On February 13th, the DEA issued a statement clarifying their stance on hemp-derived Delta-9 THCO and hemp-derived Delta-8 THCO, stating that they consider them both Schedule 1 illicit substances under the Controlled Substances Act. These products were being sold under the assumption that the law allows for their sale because they are derived from legal hemp, but since these cannabinoids do not occur naturally in the plant they are to be considered synthetic THC, which is prohibited under the Act.

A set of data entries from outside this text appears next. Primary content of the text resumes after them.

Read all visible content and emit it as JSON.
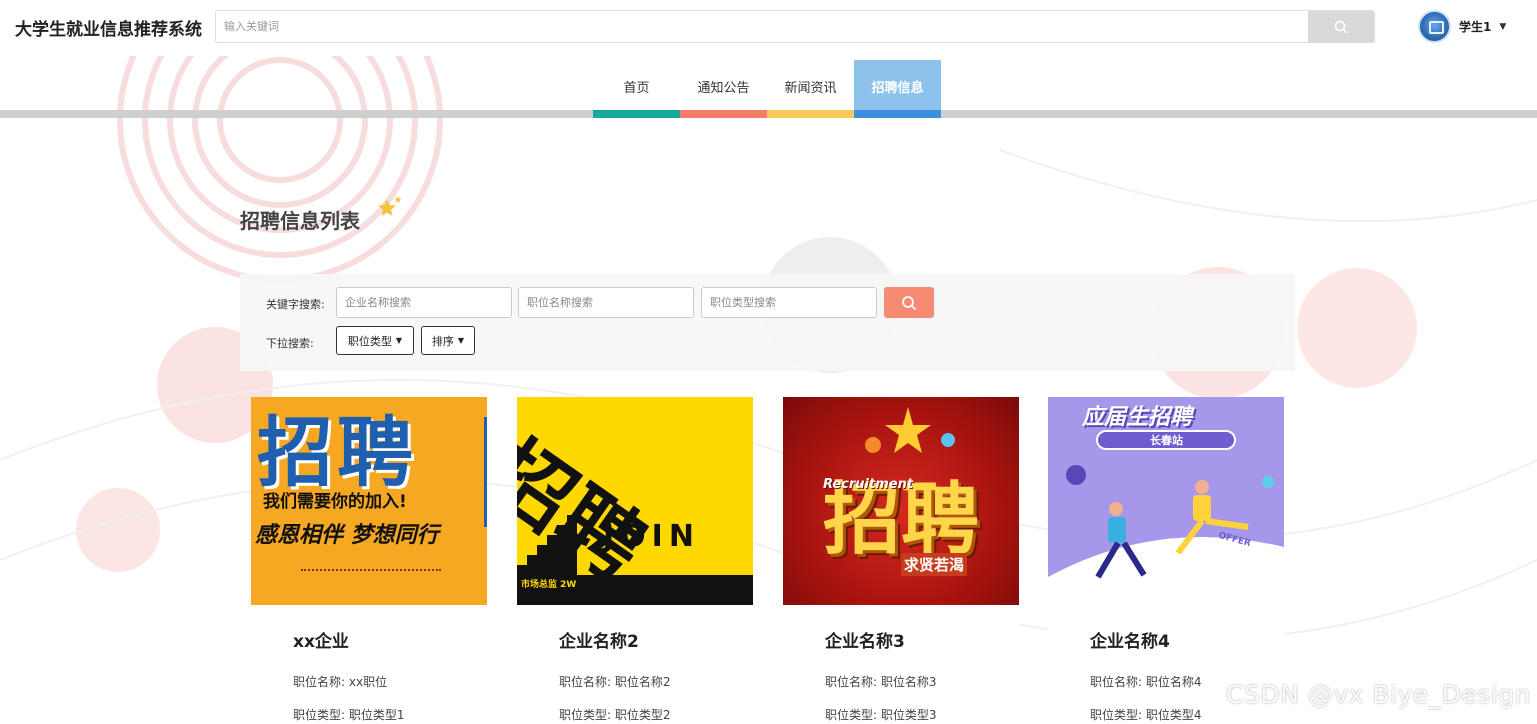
{
  "header": {
    "site_title": "大学生就业信息推荐系统",
    "search_placeholder": "输入关键词",
    "user_name": "学生1"
  },
  "nav": {
    "items": [
      {
        "label": "首页",
        "color": "#17a99a"
      },
      {
        "label": "通知公告",
        "color": "#f47d69"
      },
      {
        "label": "新闻资讯",
        "color": "#f9c95c"
      },
      {
        "label": "招聘信息",
        "color": "#3b8fdc",
        "active": true
      }
    ]
  },
  "page": {
    "title": "招聘信息列表"
  },
  "filters": {
    "keyword_label": "关键字搜索:",
    "company_placeholder": "企业名称搜索",
    "position_placeholder": "职位名称搜索",
    "type_placeholder": "职位类型搜索",
    "dropdown_label": "下拉搜索:",
    "type_dropdown": "职位类型",
    "sort_dropdown": "排序"
  },
  "cards": [
    {
      "company": "xx企业",
      "position_key": "职位名称:",
      "position": "xx职位",
      "type_key": "职位类型:",
      "type": "职位类型1",
      "poster": {
        "main": "招聘",
        "line1": "我们需要你的加入!",
        "line2": "感恩相伴 梦想同行"
      }
    },
    {
      "company": "企业名称2",
      "position_key": "职位名称:",
      "position": "职位名称2",
      "type_key": "职位类型:",
      "type": "职位类型2",
      "poster": {
        "main": "招聘",
        "line1": "JOIN",
        "line2": "市场总监 2W"
      }
    },
    {
      "company": "企业名称3",
      "position_key": "职位名称:",
      "position": "职位名称3",
      "type_key": "职位类型:",
      "type": "职位类型3",
      "poster": {
        "main": "招聘",
        "line1": "Recruitment",
        "line2": "求贤若渴"
      }
    },
    {
      "company": "企业名称4",
      "position_key": "职位名称:",
      "position": "职位名称4",
      "type_key": "职位类型:",
      "type": "职位类型4",
      "poster": {
        "main": "应届生招聘",
        "line1": "长春站",
        "line2": "OFFER"
      }
    }
  ],
  "watermark": "CSDN @vx Biye_Design",
  "colors": {
    "search_button": "#f68b73",
    "active_nav": "#8cc2ec"
  }
}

There are good reasons to be cautious with these two compounds. Delta-9 THCO and Delta-8 THCO are relatively new to the market, so very little study has been conducted as to their safety. There is no federally-mandated safety testing of hemp products, so these products are often contaminated with heavy metals, pesticide residues, or harmful microbes and their byproducts. Many reports of negative effects have been received by the FDA, with a range of symptoms including hallucinations, vomiting, tremor, anxiety, dizziness, confusion, and loss of consciousness. In addition, Munger et al. found that vaporizing THCO products creates ketene gas as a byproduct, which can be lethal at a concentration at 5 ppm or greater (2022).

The announcement has consumers concerned and producers scrambling to pivot. More research into novel cannabinoid health effects is needed to determine the actual level of risk for consumers, but we aren’t quite there yet. Until then, producing products that contain novel cannabinoids carries serious risk, both to the consumer and the operator.